セリーヌの言葉は、女性からすると大いに共感できる部分も一部あるのですが、大部分はいまだ男性優位社会への日頃の不満からジェシーを傷つけるためだけに発せられる罵りであり、これを聞き続けるのは女性の私としてもかなりしんどいです。またジェシーの言葉の端々に、普段は表に出てこないマッチョな感覚が見え隠れするのも、気に障ります。挙句の果てには、お互いの浮気やセックスへの不満まであげつらって、相手を最も傷つける言葉を入念に選んでズタズタに切り裂きあうに至り、「サンライズ」「サンセット」の時の美しさは跡形もありません。

サンライズ」「サンセット」の世界に魅せられた人達の多くは「リンクレイター監督は、なぜこんな醜い現実を突きつけるだけの続編を撮ったのだろう」と不思議に思ったのではないかと思います。

でも私は「リンクレイター監督はむしろこの『ミッドナイト』を撮るために『サンライズ』『サンセット』を撮ったんじゃないだろうか。そうだといいな」と思ったのです。

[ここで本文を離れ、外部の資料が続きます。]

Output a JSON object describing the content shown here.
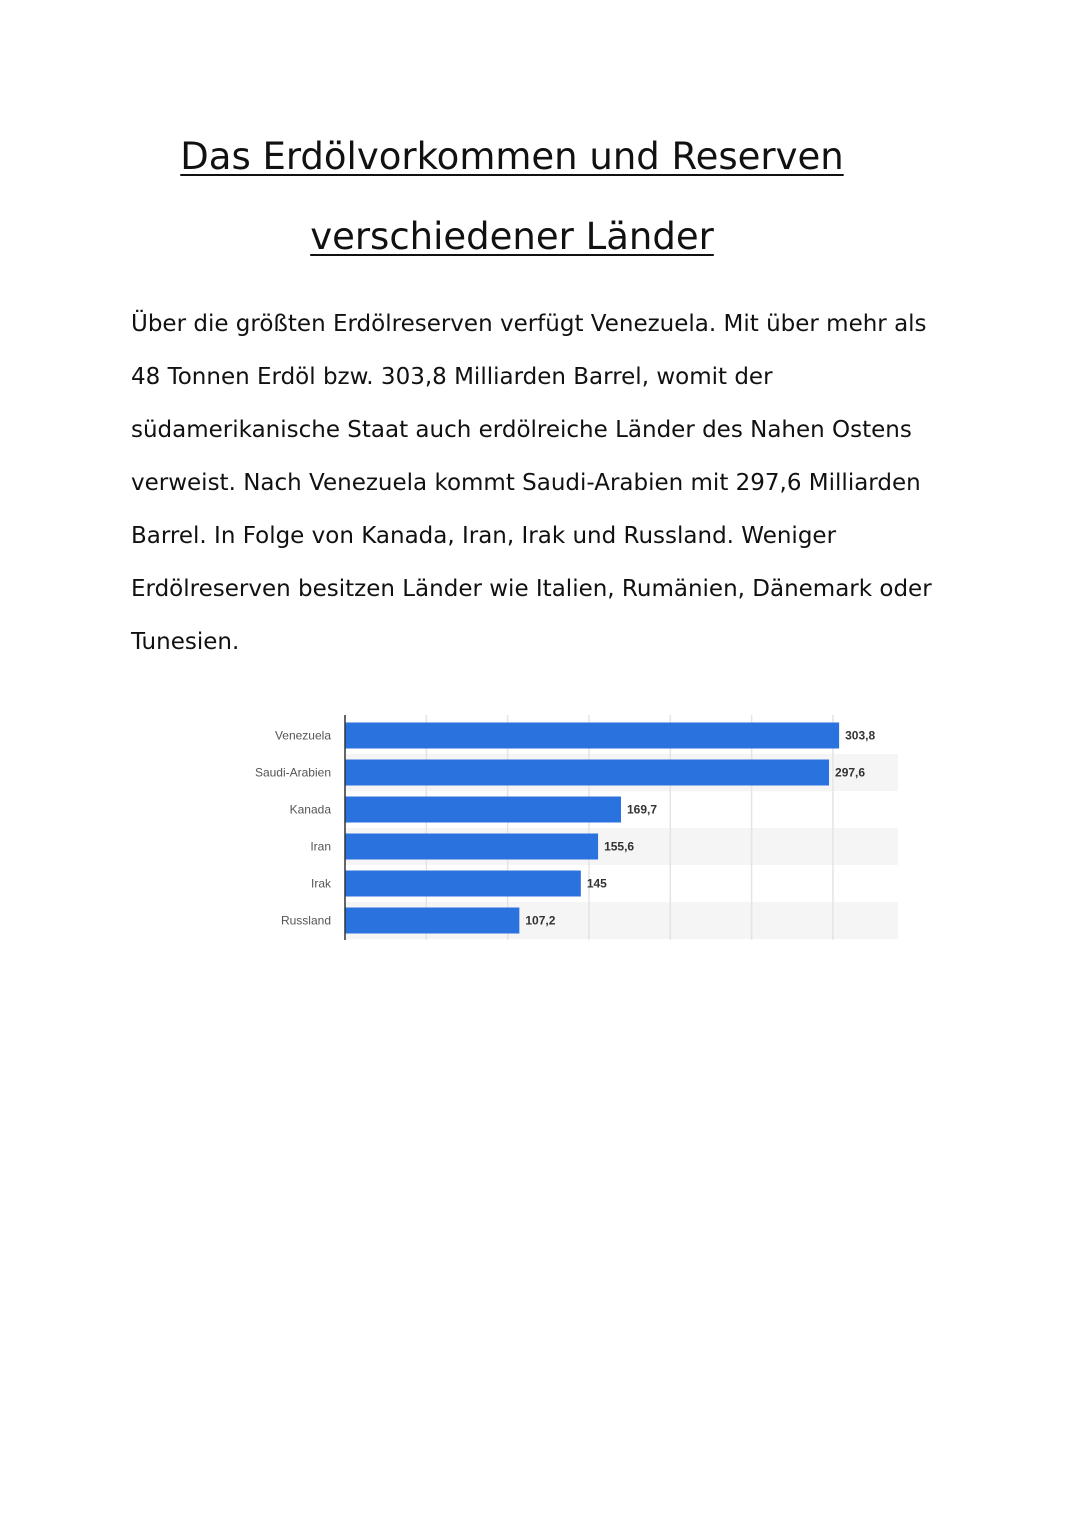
{
  "document": {
    "title_line1": "Das Erdölvorkommen und Reserven",
    "title_line2": "verschiedener Länder",
    "paragraph_lines": [
      "Über die größten Erdölreserven verfügt Venezuela. Mit über mehr als",
      "48 Tonnen Erdöl bzw. 303,8 Milliarden Barrel, womit der",
      "südamerikanische Staat auch erdölreiche Länder des Nahen Ostens",
      "verweist. Nach Venezuela kommt Saudi-Arabien mit 297,6 Milliarden",
      "Barrel. In Folge von Kanada, Iran, Irak und Russland. Weniger",
      "Erdölreserven besitzen Länder wie Italien, Rumänien, Dänemark oder",
      "Tunesien."
    ]
  },
  "colors": {
    "bar": "#2a72de",
    "grid": "#e4e4e4",
    "row_alt": "#f5f5f5",
    "axis": "#333333",
    "label": "#555555",
    "value_label": "#333333"
  },
  "chart_data": {
    "type": "bar",
    "orientation": "horizontal",
    "categories": [
      "Venezuela",
      "Saudi-Arabien",
      "Kanada",
      "Iran",
      "Irak",
      "Russland"
    ],
    "values": [
      303.8,
      297.6,
      169.7,
      155.6,
      145,
      107.2
    ],
    "value_labels": [
      "303,8",
      "297,6",
      "169,7",
      "155,6",
      "145",
      "107,2"
    ],
    "xlim": [
      0,
      340
    ],
    "grid": true,
    "title": "",
    "xlabel": "",
    "ylabel": ""
  }
}
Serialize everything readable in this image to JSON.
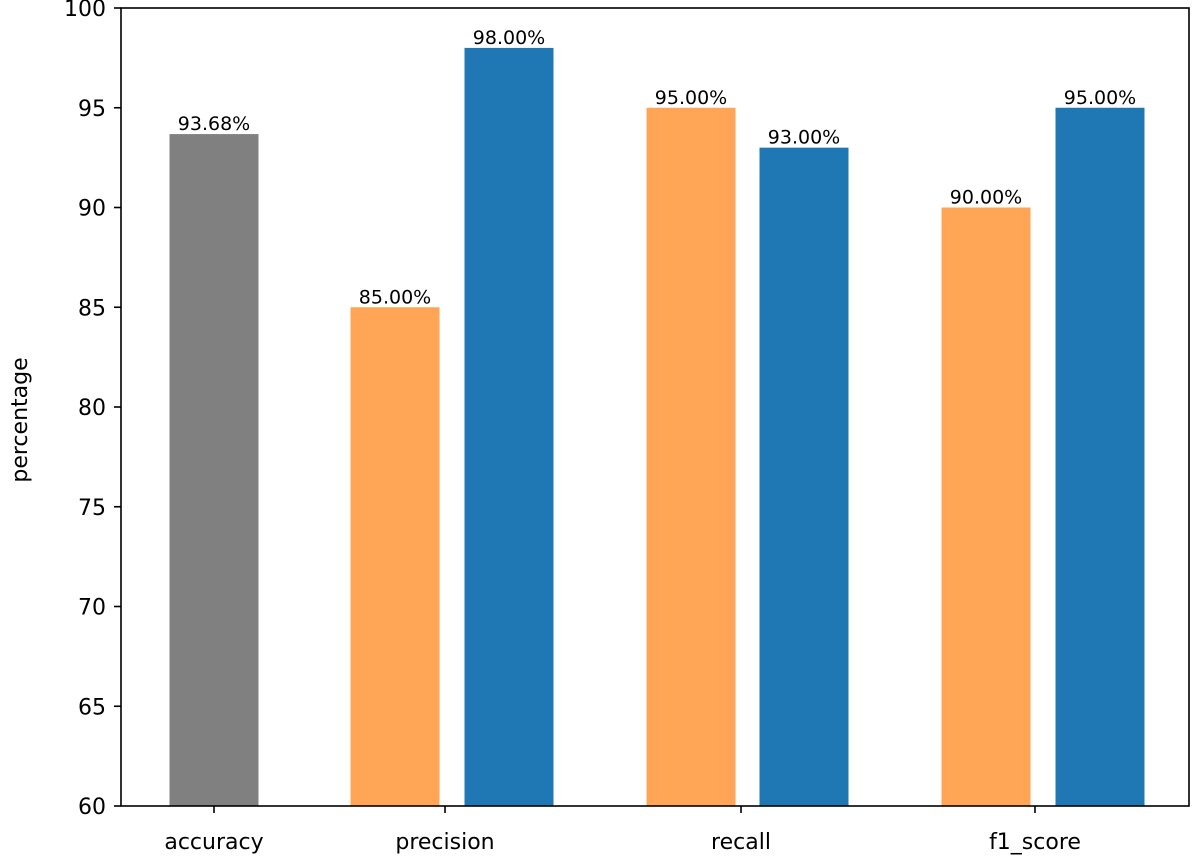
{
  "chart_data": {
    "type": "bar",
    "title": "",
    "xlabel": "",
    "ylabel": "percentage",
    "ylim": [
      60,
      100
    ],
    "yticks": [
      60,
      65,
      70,
      75,
      80,
      85,
      90,
      95,
      100
    ],
    "grid": false,
    "legend": "none",
    "categories": [
      "accuracy",
      "precision",
      "recall",
      "f1_score"
    ],
    "bars": [
      {
        "category": "accuracy",
        "value": 93.68,
        "label": "93.68%",
        "color": "#808080"
      },
      {
        "category": "precision",
        "value": 85.0,
        "label": "85.00%",
        "color": "#ffa555"
      },
      {
        "category": "precision",
        "value": 98.0,
        "label": "98.00%",
        "color": "#1f77b4"
      },
      {
        "category": "recall",
        "value": 95.0,
        "label": "95.00%",
        "color": "#ffa555"
      },
      {
        "category": "recall",
        "value": 93.0,
        "label": "93.00%",
        "color": "#1f77b4"
      },
      {
        "category": "f1_score",
        "value": 90.0,
        "label": "90.00%",
        "color": "#ffa555"
      },
      {
        "category": "f1_score",
        "value": 95.0,
        "label": "95.00%",
        "color": "#1f77b4"
      }
    ]
  }
}
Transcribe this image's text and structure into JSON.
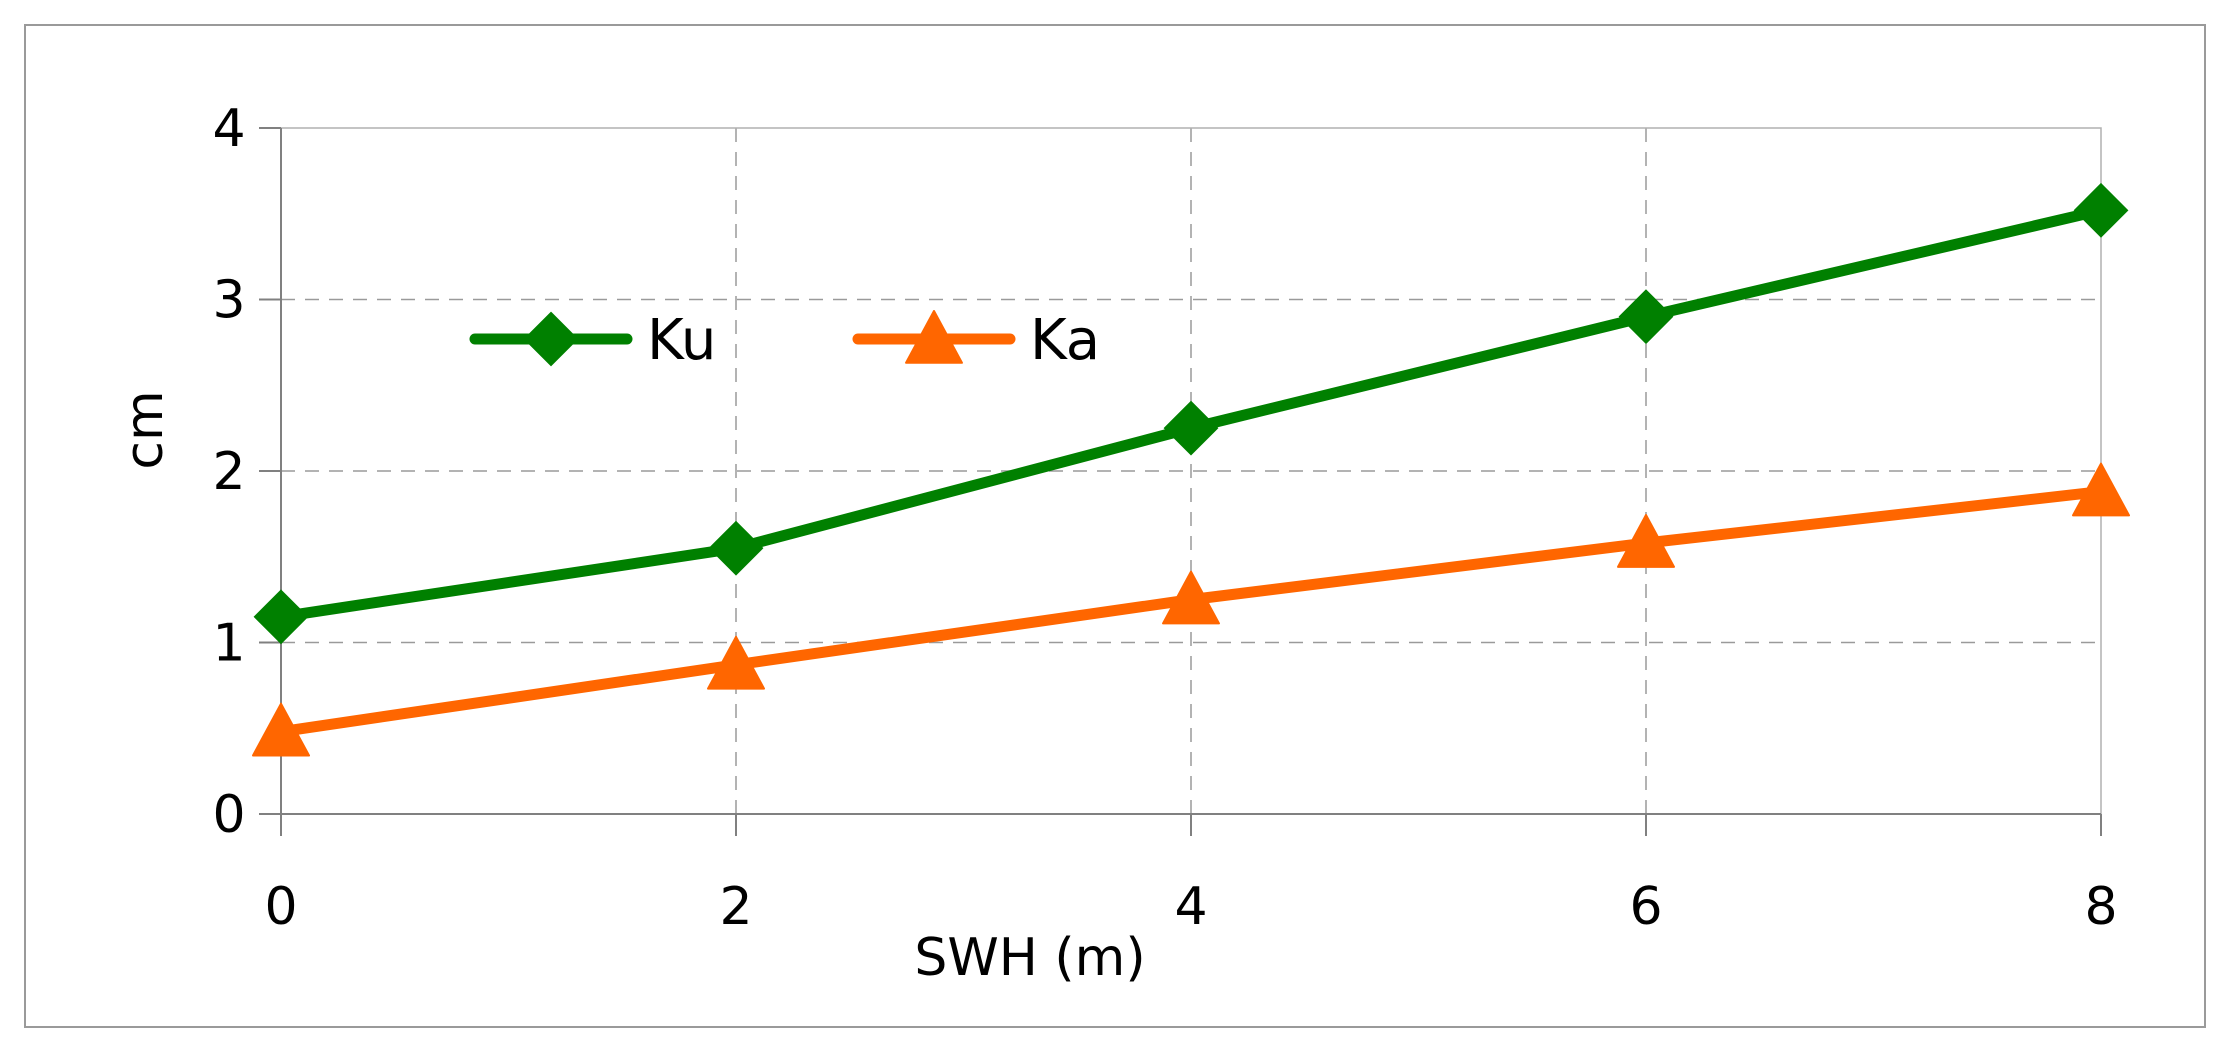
{
  "chart_data": {
    "type": "line",
    "title": "",
    "xlabel": "SWH (m)",
    "ylabel": "cm",
    "x": [
      0,
      2,
      4,
      6,
      8
    ],
    "xlim": [
      0,
      8
    ],
    "ylim": [
      0,
      4
    ],
    "xticks": [
      "0",
      "2",
      "4",
      "6",
      "8"
    ],
    "yticks": [
      "0",
      "1",
      "2",
      "3",
      "4"
    ],
    "grid": true,
    "legend_position": "top-left",
    "series": [
      {
        "name": "Ku",
        "values": [
          1.15,
          1.55,
          2.25,
          2.9,
          3.52
        ],
        "color": "#008000",
        "marker": "diamond"
      },
      {
        "name": "Ka",
        "values": [
          0.48,
          0.87,
          1.25,
          1.58,
          1.88
        ],
        "color": "#ff6600",
        "marker": "triangle"
      }
    ]
  }
}
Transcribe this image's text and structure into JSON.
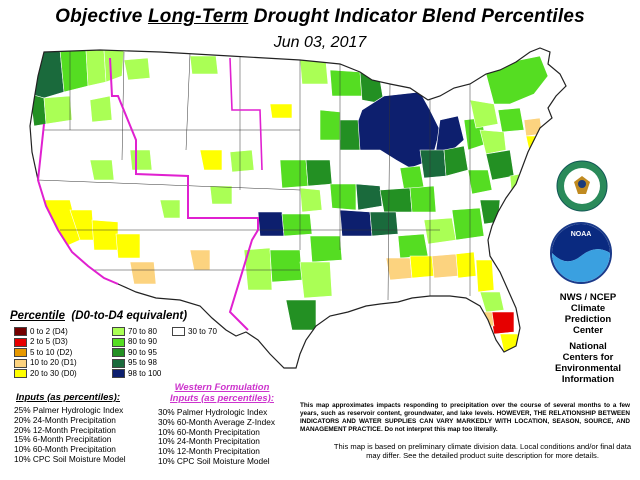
{
  "header": {
    "title_prefix": "Objective ",
    "title_underlined": "Long-Term",
    "title_suffix": " Drought Indicator Blend Percentiles",
    "date": "Jun 03, 2017"
  },
  "legend": {
    "title_prefix": "Percentile",
    "title_suffix": "(D0-to-D4 equivalent)",
    "items": [
      {
        "label": "0 to 2  (D4)",
        "color": "#730000"
      },
      {
        "label": "2 to 5  (D3)",
        "color": "#e60000"
      },
      {
        "label": "5 to 10  (D2)",
        "color": "#e69800"
      },
      {
        "label": "10 to 20  (D1)",
        "color": "#fcd37f"
      },
      {
        "label": "20 to 30  (D0)",
        "color": "#ffff00"
      },
      {
        "label": "70 to 80",
        "color": "#aaff55"
      },
      {
        "label": "80 to 90",
        "color": "#55dd22"
      },
      {
        "label": "90 to 95",
        "color": "#239023"
      },
      {
        "label": "95 to 98",
        "color": "#1a6a3c"
      },
      {
        "label": "98 to 100",
        "color": "#0d1f6e"
      },
      {
        "label": "30 to 70",
        "color": "#ffffff"
      }
    ]
  },
  "inputs": {
    "title": "Inputs (as percentiles):",
    "lines": [
      "25%  Palmer Hydrologic Index",
      "20%  24-Month Precipitation",
      "20%  12-Month Precipitation",
      "15%  6-Month Precipitation",
      "10%  60-Month Precipitation",
      "10%  CPC Soil Moisture Model"
    ]
  },
  "western": {
    "title_line1": "Western Formulation",
    "title_line2": "Inputs (as percentiles):",
    "lines": [
      "30% Palmer Hydrologic Index",
      "30% 60-Month Average Z-Index",
      "10% 60-Month Precipitation",
      "10% 24-Month Precipitation",
      "10% 12-Month Precipitation",
      "10% CPC Soil Moisture Model"
    ]
  },
  "notes": {
    "bold": "This map approximates impacts responding to precipitation over the course of several months to a few years, such as reservoir content, groundwater, and lake levels. HOWEVER, THE RELATIONSHIP BETWEEN INDICATORS AND WATER SUPPLIES CAN VARY MARKEDLY WITH LOCATION, SEASON, SOURCE, AND MANAGEMENT PRACTICE. Do not interpret this map too literally.",
    "plain": "This map is based on preliminary climate division data. Local conditions and/or final data may differ. See the detailed product suite description for more details."
  },
  "agency": {
    "lines": [
      "NWS / NCEP",
      "Climate",
      "Prediction",
      "Center",
      "",
      "National",
      "Centers for",
      "Environmental",
      "Information"
    ],
    "noaa_text": "NOAA"
  }
}
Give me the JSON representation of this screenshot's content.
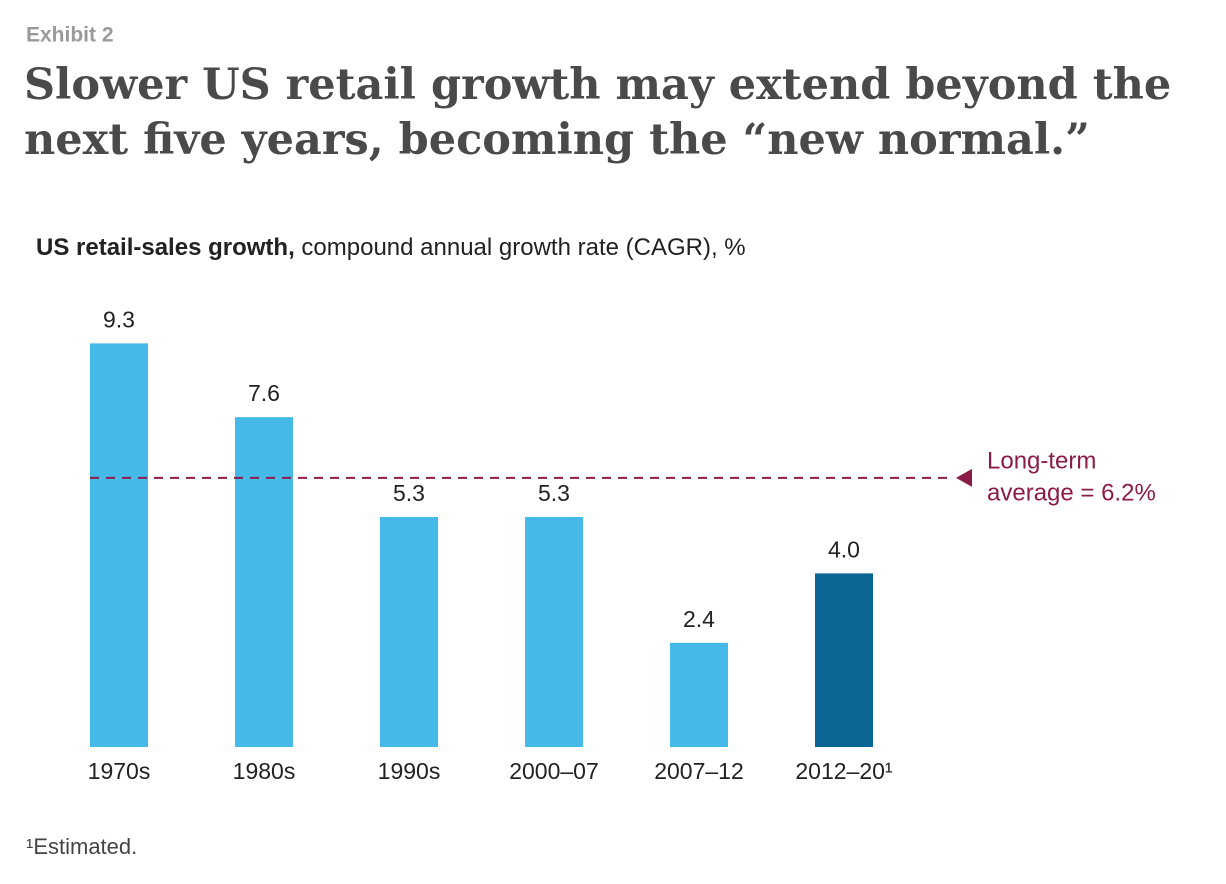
{
  "chart_data": {
    "type": "bar",
    "eyebrow": "Exhibit 2",
    "title": [
      "Slower US retail growth may extend beyond the",
      "next five years, becoming the “new normal.”"
    ],
    "subtitle_bold": "US retail-sales growth,",
    "subtitle": "compound annual growth rate (CAGR), %",
    "categories": [
      "1970s",
      "1980s",
      "1990s",
      "2000–07",
      "2007–12",
      "2012–20¹"
    ],
    "values": [
      9.3,
      7.6,
      5.3,
      5.3,
      2.4,
      4.0
    ],
    "value_labels": [
      "9.3",
      "7.6",
      "5.3",
      "5.3",
      "2.4",
      "4.0"
    ],
    "colors": [
      "#45b9e8",
      "#45b9e8",
      "#45b9e8",
      "#45b9e8",
      "#45b9e8",
      "#0c6594"
    ],
    "reference_line": {
      "value": 6.2,
      "label": [
        "Long-term",
        "average = 6.2%"
      ],
      "color": "#8b1c47"
    },
    "footnote": "¹Estimated."
  }
}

いくら心惹かれた相手であっても、他人と一緒に生きるということは、自分の思い通りにならない相手にイライラし続け、最も大切にしている自分のコアとなる部分を(たいていは無意識の言動によって)否定され続け、結果的に傷つけあうことです。そうやって傷つけあい戦いながら、自分はそれでも相手と一緒にいたいのかを考え続けることです。戦いを続けてもたいていは相手を変えることはできませんし、結局別れを選ばなければならないことも多いでしょう。

でも、いずれの場合であっても、その戦いは、自分とは違うその相手と一緒にいたいという思いから始まるものです。そして私は、最初の恋の瞬間よりも、相手と一緒にいつづけるための戦いにこそ価値があると思うのです。

「ミッドナイト」でも、前二作と同様に音楽はなく、エーゲ海に面した小さな町の美しい自然と光と影が音楽の役割を果たしています。

「サンセット」の後、どこかの時点でお互いへの幻想が崩れたジェシーセリーヌは、それでも自分の全てをむき出しにして、一緒にいつづけるための戦いをずっと続けてきたのでしょうし、これからも続けていくのでしょう。

「ミッドナイト」の続編があるかどうかはわかりませんが、もしあったら、二人の幻想と現実のさらにその先を見届けたいと思います。